# moisture in fridge/freezer



## jeff1 (Dec 17, 2003)

Hi,



> The unit is a Whirlpool Gold top freezer (believe it is the 21.7 cubic foot model)


Model#?
http://www.applianceaid.com/model.html Some model# helps.



> Still, with the water supposedly shutoff to the icemaker, water is still accumulating and ice continues to form on the bottom of the freezer


Defrost drain may be clogged/restricted and some of the defrost water is spilling out and freezing in the freezer.

http://www.applianceaid.com/frig_leaking.html

jeff.


----------



## diggitydog (Aug 28, 2006)

Sorry, Jeff1, I lied. All of the other kitchen appliances (range, microwave, dishwasher) are Whirlpool Gold series, but the fridge is a Kenmore Elite ColdSpot 106.70204990 serial EK4016740 with a manufacture date of 09-2000. I wasn't at home when I posted this, so I was taking a guess. Should've verified first.

Are there any specific issues with the defrost drain on these Kenmore models?

Thanks for the reply.
Dave


----------



## jeff1 (Dec 17, 2003)

> Are there any specific issues with the defrost drain on these Kenmore models?


Yupper...most are now hidden between the walls. Can only access the beginning ( in the freezer, tray under the evaporator/cooling coils ) and the exit ( at the back bottom ) at the condensate pan.

Might/should be able to flush out the drain with hot water, turkey baster, cable wire, etc, to make sure it is clear and clean.



> Sorry, Jeff1, I lied


 

jeff.


----------



## diggitydog (Aug 28, 2006)

Hi Jeff, thanks for the info.

Sounds like a good project to get at sometime this weekend.

I'll let you know how it goes.
Dave


----------



## jeff1 (Dec 17, 2003)

> I'll let you know how it goes


Great! 

jeff.


----------



## diggitydog (Aug 28, 2006)

Jeff, 

I got a little antsy last night, and decided not to wait for the weekend.

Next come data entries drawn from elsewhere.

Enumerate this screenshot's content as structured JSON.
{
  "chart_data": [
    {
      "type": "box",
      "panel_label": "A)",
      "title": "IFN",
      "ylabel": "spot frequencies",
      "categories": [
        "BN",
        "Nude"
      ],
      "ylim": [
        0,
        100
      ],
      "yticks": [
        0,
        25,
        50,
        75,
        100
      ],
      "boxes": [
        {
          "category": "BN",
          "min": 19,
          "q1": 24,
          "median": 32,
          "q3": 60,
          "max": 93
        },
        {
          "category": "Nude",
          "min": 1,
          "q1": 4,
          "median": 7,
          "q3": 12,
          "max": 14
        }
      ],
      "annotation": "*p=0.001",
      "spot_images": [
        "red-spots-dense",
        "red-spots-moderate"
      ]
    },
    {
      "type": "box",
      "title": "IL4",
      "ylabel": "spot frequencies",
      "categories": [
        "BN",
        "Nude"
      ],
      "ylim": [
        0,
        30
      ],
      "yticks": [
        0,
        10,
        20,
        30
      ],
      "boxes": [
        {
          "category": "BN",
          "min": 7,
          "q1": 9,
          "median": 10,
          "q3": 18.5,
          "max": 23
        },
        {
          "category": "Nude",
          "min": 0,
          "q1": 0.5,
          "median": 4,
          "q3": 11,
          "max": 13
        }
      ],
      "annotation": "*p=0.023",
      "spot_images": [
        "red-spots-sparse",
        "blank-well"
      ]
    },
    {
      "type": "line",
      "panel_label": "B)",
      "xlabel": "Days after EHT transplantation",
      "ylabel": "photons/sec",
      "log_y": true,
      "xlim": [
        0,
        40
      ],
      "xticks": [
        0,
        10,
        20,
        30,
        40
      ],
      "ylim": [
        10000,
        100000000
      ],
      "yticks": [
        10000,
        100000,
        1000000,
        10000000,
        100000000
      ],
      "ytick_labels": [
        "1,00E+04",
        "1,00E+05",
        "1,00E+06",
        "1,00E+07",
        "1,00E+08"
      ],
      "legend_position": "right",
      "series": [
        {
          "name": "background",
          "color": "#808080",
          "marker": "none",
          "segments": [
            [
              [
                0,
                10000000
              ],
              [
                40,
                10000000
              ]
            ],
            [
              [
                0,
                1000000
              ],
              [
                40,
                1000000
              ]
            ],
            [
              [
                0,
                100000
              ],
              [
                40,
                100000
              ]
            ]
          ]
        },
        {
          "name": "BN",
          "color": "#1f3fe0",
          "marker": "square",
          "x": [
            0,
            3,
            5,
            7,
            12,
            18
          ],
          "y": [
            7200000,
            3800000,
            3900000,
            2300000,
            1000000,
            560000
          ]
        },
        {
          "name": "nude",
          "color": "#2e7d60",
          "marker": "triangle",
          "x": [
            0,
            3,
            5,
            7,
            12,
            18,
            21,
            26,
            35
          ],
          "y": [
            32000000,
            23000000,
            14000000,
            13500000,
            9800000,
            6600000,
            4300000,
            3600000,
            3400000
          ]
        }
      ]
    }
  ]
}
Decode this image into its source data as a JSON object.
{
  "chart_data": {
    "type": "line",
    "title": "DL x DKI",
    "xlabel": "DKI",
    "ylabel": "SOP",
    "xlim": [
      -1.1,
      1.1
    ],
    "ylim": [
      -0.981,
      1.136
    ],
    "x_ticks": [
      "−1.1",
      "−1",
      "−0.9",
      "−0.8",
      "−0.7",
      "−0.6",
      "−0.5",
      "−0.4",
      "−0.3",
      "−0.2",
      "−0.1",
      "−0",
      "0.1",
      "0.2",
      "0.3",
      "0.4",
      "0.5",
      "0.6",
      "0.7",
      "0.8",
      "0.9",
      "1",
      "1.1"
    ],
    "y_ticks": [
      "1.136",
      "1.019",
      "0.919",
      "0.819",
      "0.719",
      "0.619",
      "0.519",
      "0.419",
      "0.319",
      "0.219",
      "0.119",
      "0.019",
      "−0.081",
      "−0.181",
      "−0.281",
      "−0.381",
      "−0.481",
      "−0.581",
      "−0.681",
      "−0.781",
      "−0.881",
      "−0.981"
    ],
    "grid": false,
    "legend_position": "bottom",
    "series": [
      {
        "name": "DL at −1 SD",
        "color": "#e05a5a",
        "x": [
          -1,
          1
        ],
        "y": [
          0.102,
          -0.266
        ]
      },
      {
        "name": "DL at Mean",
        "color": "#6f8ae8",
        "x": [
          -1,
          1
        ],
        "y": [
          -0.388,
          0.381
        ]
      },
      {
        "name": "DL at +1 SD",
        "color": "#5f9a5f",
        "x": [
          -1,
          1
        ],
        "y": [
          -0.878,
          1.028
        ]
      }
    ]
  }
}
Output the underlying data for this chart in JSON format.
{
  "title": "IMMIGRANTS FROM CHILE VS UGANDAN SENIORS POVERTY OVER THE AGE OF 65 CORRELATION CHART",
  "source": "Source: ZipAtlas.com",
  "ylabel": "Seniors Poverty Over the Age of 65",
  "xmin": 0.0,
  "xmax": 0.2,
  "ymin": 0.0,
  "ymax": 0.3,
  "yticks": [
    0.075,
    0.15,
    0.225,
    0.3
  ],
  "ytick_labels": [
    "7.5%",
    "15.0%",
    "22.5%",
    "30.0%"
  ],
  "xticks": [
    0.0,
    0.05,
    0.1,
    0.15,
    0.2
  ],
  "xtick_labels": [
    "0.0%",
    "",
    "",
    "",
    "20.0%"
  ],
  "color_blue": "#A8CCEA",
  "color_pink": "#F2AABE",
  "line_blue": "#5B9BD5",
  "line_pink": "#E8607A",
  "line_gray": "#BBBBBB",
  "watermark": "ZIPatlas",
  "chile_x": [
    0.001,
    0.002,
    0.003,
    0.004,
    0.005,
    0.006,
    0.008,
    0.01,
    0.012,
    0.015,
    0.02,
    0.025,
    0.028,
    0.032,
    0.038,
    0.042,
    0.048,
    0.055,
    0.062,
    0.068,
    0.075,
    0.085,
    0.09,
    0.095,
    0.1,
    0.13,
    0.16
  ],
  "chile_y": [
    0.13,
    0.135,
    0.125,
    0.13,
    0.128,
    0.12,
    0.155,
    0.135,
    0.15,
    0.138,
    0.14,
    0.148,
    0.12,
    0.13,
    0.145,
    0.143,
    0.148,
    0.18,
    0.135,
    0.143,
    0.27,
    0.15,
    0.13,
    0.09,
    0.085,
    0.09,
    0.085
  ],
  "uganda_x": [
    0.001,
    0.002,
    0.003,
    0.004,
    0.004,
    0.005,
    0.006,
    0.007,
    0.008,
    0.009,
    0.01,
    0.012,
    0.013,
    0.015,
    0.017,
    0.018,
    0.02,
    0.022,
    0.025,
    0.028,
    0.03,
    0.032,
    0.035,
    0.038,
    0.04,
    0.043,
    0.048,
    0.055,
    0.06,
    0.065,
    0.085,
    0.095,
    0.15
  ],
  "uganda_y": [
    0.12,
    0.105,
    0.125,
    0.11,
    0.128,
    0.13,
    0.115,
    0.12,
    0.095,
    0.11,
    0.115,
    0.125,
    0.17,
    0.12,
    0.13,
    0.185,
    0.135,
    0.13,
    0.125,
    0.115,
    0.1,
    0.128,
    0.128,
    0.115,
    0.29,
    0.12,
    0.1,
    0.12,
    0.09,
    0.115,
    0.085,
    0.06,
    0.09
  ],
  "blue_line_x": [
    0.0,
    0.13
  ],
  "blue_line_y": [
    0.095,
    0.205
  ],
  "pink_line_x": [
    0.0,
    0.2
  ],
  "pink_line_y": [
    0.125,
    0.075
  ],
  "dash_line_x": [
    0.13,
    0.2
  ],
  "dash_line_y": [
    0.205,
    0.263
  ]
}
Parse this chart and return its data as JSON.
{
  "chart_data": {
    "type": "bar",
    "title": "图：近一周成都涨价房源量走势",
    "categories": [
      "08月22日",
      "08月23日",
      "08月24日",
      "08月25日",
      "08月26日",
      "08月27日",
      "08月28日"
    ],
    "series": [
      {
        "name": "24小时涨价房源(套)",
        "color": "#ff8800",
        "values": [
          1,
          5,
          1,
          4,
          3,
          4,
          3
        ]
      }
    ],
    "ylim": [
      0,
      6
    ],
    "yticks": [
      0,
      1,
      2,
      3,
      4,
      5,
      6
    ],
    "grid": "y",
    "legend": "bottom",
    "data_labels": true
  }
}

> Defrost drain may be clogged/restricted and some of the defrost water is spilling out and freezing in the freezer.


You were exactly right. The defrost drain was frozen solid several inches under the evaporator pan in the freezer.



> Might/should be able to flush out the drain with hot water, turkey baster, cable wire, etc, to make sure it is clear and clean.


 Thanks for the tips!:thumbup:

I was able to get it clear with hot water from the turkey baster. After many blasts with hot water and suctioning out the cold water, a bit of water began to make it down to the condensate pan. Then, I used a heavy cable to clear it all out, and snaked it all the way through several times. Finally, I blasted several large doses of hot water through there to be sure it was clear.

So far so good, I checked this morning and the fridge is free from all that excessive condensation. Much drier in there.

One question remains, though. Was this a fluke thing to have the drain freeze up? From what I can tell there was no debris other than ice (no frozen pea or corn kernel). Is this indicative of a larger problem with the defrost mechanism, or is it just something that happens every once in awhile?

I also used the opportunity to clean out all of the dust, pet hair, etc that has collected in the lower cabinet. For all these years, I just took my various refrigerators for granted without knowing anything about them. Very interesting to learn a bit about their design on the links you provided.

Thanks again for all of your help, it is very much appreciated.:thumbsup:


----------



## jeff1 (Dec 17, 2003)

> Was this a fluke thing to have the drain freeze up? From what I can tell there was no debris other than ice (no frozen pea or corn kernel). Is this indicative of a larger problem with the defrost mechanism, or is it just something that happens every once in awhile?


Sometimes air borne dust will get into the drain and cause a restriction....other times nothing is to blame except design....
http://www.applianceaid.com/defrost_drain_freezes.html



> I also used the opportunity to clean out all of the dust, pet hair, etc that has collected in the lower cabinet


Good idea!!
http://www.applianceaid.com/clean_condenser.html

Thankx for the update! 

jeff.


----------



## diggitydog (Aug 28, 2006)

Thanks for all of your help Jeff.

Hopefully it doesn't freeze up again, but if it does, I'll install a Whirlpool 819043 heat probe (thanks for the web link) after cleaning out the ice build up. According to my web searches, this heat probe is compatible with the 106.xxxx Kenmore models as they were manufactured by Whirlpool.

Thanks again and keep up the good work. You offer a great service for those of us with minor appliance problems that don't want to call in the pros.


----------



## jeff1 (Dec 17, 2003)

> Hopefully it doesn't freeze up again


Fingers crossed:excl: 

jeff.


----------



## sjayala (Oct 24, 2006)

*Clogged defrost drain*

Does the fridge have to be unplugged before you put some water down the drain? If it does, how long before I can plug it back in? This is a GE refrigerator with the freezer
on top.


----------



## jeff1 (Dec 17, 2003)

Hi,



> Does the fridge have to be unplugged before you put some water down the drain?


Does it _have_ to be...no.
_Should_ it be unplugged...yes, safer that way.



> If it does, how long before I can plug it back in?


Once cleaned out and tested to be ok, plug it back in.

jeff.


----------